The preliminary Hospital Casemix Protocol (HCP) 2021-22 Annual Report includes both the revised and previous methodologies for Table 1.
See the 2021-22 HCP Annual Report
PHDB Annual report
The Private Hospital Data Bureau (PHDB) 2021-22 Annual Report has been released on the Department of Health and Aged Care website. Data for 2021-22 is preliminary only. For the majority of tables, statistics are presented for the time period 2010-11 to 2021-22. The reports are available in Excel format and contain summarised data collected from private hospitals through PHDB.
Tables include statistics related to Care Type, Completeness, Charge Components, Funding source, Patient Age Groups and Australian Refined - Diagnosis Related Groups (available for 2021-22 only) for private hospital separations.
See the 2021-22 PHDB Annual Report.
To enable greater consistency between HCP and PHDB Annual Report statistics and figures published in the Australian Institute of Health and Welfare’s (AIHW) Australian Hospital Statistics annual reports, the hospital type (i.e. public or private) has been adjusted in a small number of cases. Further information is available in each Annual Report’s Explanatory notes section.

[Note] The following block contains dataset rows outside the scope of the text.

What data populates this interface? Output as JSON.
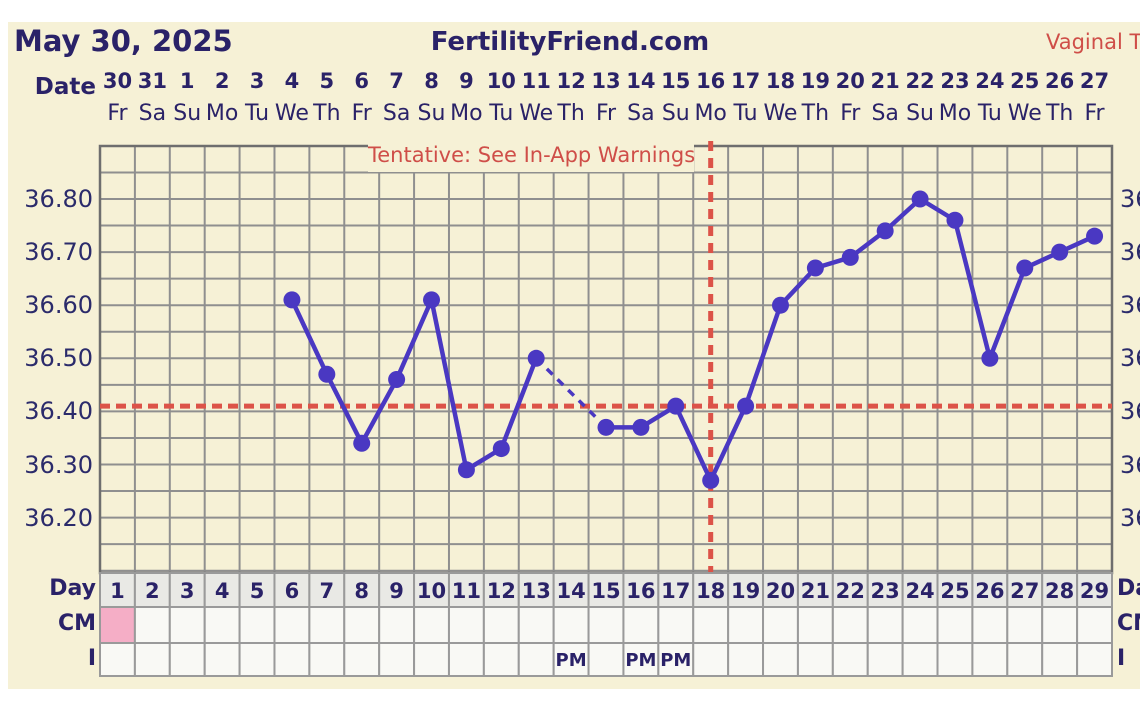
{
  "header": {
    "date_title": "May 30, 2025",
    "site_title": "FertilityFriend.com",
    "chart_type_label": "Vaginal T"
  },
  "tentative_note": "Tentative: See In-App Warnings",
  "axis": {
    "date_label": "Date",
    "dates": [
      "30",
      "31",
      "1",
      "2",
      "3",
      "4",
      "5",
      "6",
      "7",
      "8",
      "9",
      "10",
      "11",
      "12",
      "13",
      "14",
      "15",
      "16",
      "17",
      "18",
      "19",
      "20",
      "21",
      "22",
      "23",
      "24",
      "25",
      "26",
      "27"
    ],
    "weekdays": [
      "Fr",
      "Sa",
      "Su",
      "Mo",
      "Tu",
      "We",
      "Th",
      "Fr",
      "Sa",
      "Su",
      "Mo",
      "Tu",
      "We",
      "Th",
      "Fr",
      "Sa",
      "Su",
      "Mo",
      "Tu",
      "We",
      "Th",
      "Fr",
      "Sa",
      "Su",
      "Mo",
      "Tu",
      "We",
      "Th",
      "Fr"
    ],
    "y_tick_labels": [
      "36.80",
      "36.70",
      "36.60",
      "36.50",
      "36.40",
      "36.30",
      "36.20"
    ],
    "y_tick_values": [
      36.8,
      36.7,
      36.6,
      36.5,
      36.4,
      36.3,
      36.2
    ]
  },
  "chart_data": {
    "type": "line",
    "x_unit": "cycle_day",
    "days": [
      1,
      2,
      3,
      4,
      5,
      6,
      7,
      8,
      9,
      10,
      11,
      12,
      13,
      14,
      15,
      16,
      17,
      18,
      19,
      20,
      21,
      22,
      23,
      24,
      25,
      26,
      27,
      28,
      29
    ],
    "series": [
      {
        "name": "temperature_celsius",
        "values": [
          null,
          null,
          null,
          null,
          null,
          36.61,
          36.47,
          36.34,
          36.46,
          36.61,
          36.29,
          36.33,
          36.5,
          null,
          36.37,
          36.37,
          36.41,
          36.27,
          36.41,
          36.6,
          36.67,
          36.69,
          36.74,
          36.8,
          36.76,
          36.5,
          36.67,
          36.7,
          36.73
        ]
      }
    ],
    "missing_data_days": [
      1,
      2,
      3,
      4,
      5,
      14
    ],
    "dashed_gap_between_days": [
      13,
      15
    ],
    "coverline_temp": 36.41,
    "ovulation_day": 18,
    "ylim": [
      36.1,
      36.9
    ],
    "grid_step_y": 0.05,
    "grid_on": true,
    "legend": "none"
  },
  "table": {
    "day_label": "Day",
    "cm_label": "CM",
    "i_label": "I",
    "day_numbers": [
      "1",
      "2",
      "3",
      "4",
      "5",
      "6",
      "7",
      "8",
      "9",
      "10",
      "11",
      "12",
      "13",
      "14",
      "15",
      "16",
      "17",
      "18",
      "19",
      "20",
      "21",
      "22",
      "23",
      "24",
      "25",
      "26",
      "27",
      "28",
      "29"
    ],
    "cm_pink_days": [
      1
    ],
    "intercourse_pm_days": [
      14,
      16,
      17
    ],
    "pm_text": "PM"
  },
  "colors": {
    "page_bg": "#ffffff",
    "panel_bg": "#f6f1d6",
    "grid_line": "#8f8f8f",
    "plot_border": "#6e6e6e",
    "temp_line": "#4a38c2",
    "red_dashed": "#dc5348",
    "navy_text": "#2a2268",
    "red_text": "#cf4e48",
    "day_cell_bg": "#e9e9e5",
    "cell_bg": "#f9f9f5",
    "cm_pink": "#f5aec6",
    "cell_border": "#9a9a9a"
  }
}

In addition to the methodology change mentioned, further minor adjustments to the methodology used to calculate statistics presented in the HCP and PHDB Annual Reports may result in differences when compared to previously published Annual Reports.
Although improvements have been made, the Department notes there is an ongoing issue in the HCP (hospital to insurer), HCP1 (insurer to Department) and PHDB data involving the supply of non-admitted service data such as those involving patients receiving services as outpatients, or visited by community nurses at home. In particular, these relate to the AR-DRGs (version 9.0): U60Z (Mental Health Treatment W/O ECT, Sameday) and V62B (Alcohol Use and Dependence, Minor Complexity).

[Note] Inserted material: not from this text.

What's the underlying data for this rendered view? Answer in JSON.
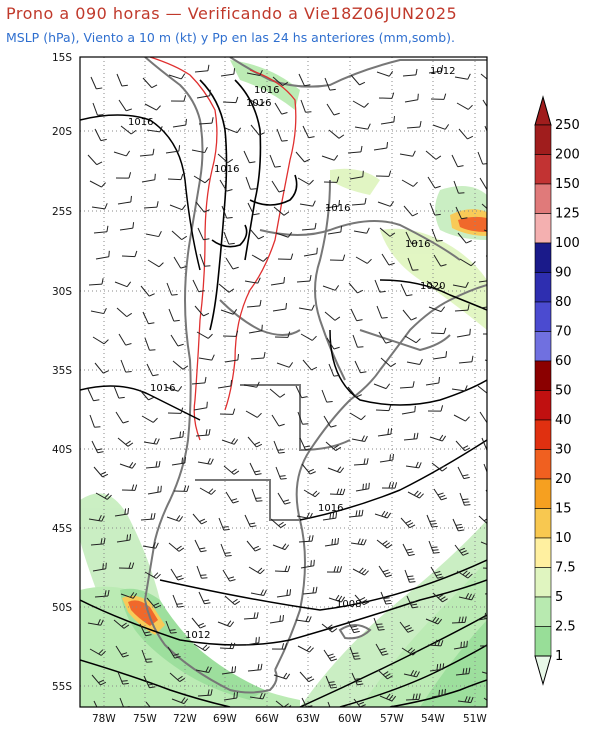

As outlined in the relevant data specifications, HCP, HCP1 and PHDB data should only contain admitted patient care episodes. A relatively small number of these additional non-admitted records are currently included in both the HCP and PHDB Annual Reports as there is insufficient information available to enable the Department to exclude them. The Department continues to consult with hospitals, health insurers and software vendors to ensure future data submissions are consistent with the scope of each data collection and contain admitted episodes only.
We also note that the under-reporting of dialysis related separations in HCP1 and PHDB which primarily impacts AR-DRGs (version 9.0): L61Z (Haemodialysis) and L67C (Other Kidney and Urinary Tract Disorders, Minor Complexity) and the over-reporting of rehabilitation separations in HCP1 which primarily impacts AR-DRG (version 9.0): Z60B Rehabilitation, Minor Complexity.